Low-mid six figures and higher, you got people who make money that they don’t spend at all. Tens of thousands or more a year, these monies in great amounts being tax deferred or not exposed to sales taxes.

It’s just to say, demographic / nominal qualities of these non-sales taxed activity / income amounts for middle and affluent classes are mathematically powerful in diminishing this holistic effective tax rate calculation. But I don’t think it’s proper this mathematical feature, the supposed effective rate inequality that is the product of this calculation, should ever be thought to speak to a tax rate inequality that anyone should do anything about. We ask different taxes to different things. The purpose of the sales tax has always been to raise a lot of revenue from a broad base, with minimal burden. To make this inequality observation based on the effective tax rates of all taxes combined is to argue the sales tax is ineffective in capturing revenues from after income-tax monies the middle class and rich don’t spend. Which is true, but very far removed from how we expect the sales tax to operate. A radical notion is one that seeks a fix for it, we have not thought about the sales tax in these terms.

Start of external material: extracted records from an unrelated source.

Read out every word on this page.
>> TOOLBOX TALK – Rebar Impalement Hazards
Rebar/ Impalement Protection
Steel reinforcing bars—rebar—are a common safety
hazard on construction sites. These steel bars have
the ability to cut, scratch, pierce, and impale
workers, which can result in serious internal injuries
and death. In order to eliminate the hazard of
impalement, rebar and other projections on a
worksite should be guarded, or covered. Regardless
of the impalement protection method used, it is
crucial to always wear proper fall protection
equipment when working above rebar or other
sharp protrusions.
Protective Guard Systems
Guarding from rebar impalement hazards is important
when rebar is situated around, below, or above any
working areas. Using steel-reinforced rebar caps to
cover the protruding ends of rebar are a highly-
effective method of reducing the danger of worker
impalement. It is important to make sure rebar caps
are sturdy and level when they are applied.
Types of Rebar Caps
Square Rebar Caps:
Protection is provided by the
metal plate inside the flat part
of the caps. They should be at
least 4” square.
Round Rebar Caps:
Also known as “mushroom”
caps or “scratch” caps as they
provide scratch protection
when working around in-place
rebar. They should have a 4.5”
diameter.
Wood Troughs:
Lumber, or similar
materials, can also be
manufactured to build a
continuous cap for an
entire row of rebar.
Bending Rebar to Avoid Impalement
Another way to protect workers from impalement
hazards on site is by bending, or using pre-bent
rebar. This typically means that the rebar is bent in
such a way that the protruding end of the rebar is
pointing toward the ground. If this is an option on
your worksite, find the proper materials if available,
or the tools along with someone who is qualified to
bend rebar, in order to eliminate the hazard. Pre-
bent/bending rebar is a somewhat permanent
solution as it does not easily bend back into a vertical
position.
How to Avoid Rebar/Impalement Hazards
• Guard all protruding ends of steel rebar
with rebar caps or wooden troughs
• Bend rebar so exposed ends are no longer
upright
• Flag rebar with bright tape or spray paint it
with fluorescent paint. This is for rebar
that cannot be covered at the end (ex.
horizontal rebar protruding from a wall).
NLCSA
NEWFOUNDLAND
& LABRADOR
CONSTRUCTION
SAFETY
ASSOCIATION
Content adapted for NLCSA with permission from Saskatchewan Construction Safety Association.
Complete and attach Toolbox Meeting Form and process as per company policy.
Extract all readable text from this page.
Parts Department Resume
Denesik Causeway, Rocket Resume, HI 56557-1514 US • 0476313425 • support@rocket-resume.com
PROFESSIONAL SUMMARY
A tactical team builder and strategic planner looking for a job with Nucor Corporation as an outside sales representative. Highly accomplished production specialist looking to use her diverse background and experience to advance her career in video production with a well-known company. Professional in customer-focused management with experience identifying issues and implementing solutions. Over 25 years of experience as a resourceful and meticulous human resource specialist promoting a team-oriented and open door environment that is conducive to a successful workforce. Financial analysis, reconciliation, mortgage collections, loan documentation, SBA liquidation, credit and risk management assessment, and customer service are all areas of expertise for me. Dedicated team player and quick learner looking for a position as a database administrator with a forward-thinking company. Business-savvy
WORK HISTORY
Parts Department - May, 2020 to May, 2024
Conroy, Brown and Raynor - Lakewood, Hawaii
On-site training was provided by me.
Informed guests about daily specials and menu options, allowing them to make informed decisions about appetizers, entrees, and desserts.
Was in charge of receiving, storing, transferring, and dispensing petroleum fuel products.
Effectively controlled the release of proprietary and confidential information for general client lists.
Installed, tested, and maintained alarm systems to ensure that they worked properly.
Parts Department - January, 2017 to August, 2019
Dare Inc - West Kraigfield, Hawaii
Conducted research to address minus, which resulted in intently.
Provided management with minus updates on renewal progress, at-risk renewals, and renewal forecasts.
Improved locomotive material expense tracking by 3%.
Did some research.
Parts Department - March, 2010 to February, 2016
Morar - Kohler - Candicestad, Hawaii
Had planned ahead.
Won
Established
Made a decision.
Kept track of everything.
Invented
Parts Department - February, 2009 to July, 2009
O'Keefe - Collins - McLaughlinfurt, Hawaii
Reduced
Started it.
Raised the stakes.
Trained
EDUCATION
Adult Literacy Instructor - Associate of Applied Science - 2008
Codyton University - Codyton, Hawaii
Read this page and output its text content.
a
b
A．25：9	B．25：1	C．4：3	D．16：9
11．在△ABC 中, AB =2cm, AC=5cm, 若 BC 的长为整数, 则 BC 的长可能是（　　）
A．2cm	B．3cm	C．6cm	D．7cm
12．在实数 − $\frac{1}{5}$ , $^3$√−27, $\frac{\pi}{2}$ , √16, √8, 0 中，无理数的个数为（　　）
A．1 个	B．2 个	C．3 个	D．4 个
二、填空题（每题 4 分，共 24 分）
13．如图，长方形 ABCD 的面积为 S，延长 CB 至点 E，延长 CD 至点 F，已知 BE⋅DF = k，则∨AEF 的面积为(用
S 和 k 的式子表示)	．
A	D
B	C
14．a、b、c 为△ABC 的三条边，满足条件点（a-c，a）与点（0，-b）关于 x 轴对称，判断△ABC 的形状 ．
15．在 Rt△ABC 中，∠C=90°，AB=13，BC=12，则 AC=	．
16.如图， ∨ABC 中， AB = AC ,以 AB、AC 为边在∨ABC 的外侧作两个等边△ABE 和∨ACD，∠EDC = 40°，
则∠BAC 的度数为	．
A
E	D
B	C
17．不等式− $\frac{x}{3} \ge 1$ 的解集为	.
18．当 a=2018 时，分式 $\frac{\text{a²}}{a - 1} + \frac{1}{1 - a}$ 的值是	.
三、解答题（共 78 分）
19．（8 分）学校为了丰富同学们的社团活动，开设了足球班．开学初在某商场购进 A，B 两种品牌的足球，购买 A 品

Now, obviously you can re-arrange some facets here and say hey, we can respond practically to this sales tax incidence anomaly by raising income taxes on the affluent and rich… But I don’t think the mathematical features for the income deciles and their inequalities change so much unless you raise rates on the middle class and affluent a whole lot, in ways that as a practical matter are impossible. I mean, say that in Minnesota for the effective tax rate of the rich to be meaningfully progressive above the effective tax incidence of the poor, the top bracket has to move to 20%. That’s not something that ever happens, it’s politically untenable.

Which makes this stat set a nothing burger of dubious value. I mean look… we got a small top bracket income tax hike a couple years ago, and it served a purpose. It raised some revenue within the confines of what was politically possible. Did it move our effective tax rates at all over the various deciles? I doubt it moved them much, doubt it would have moved our ranking in that study.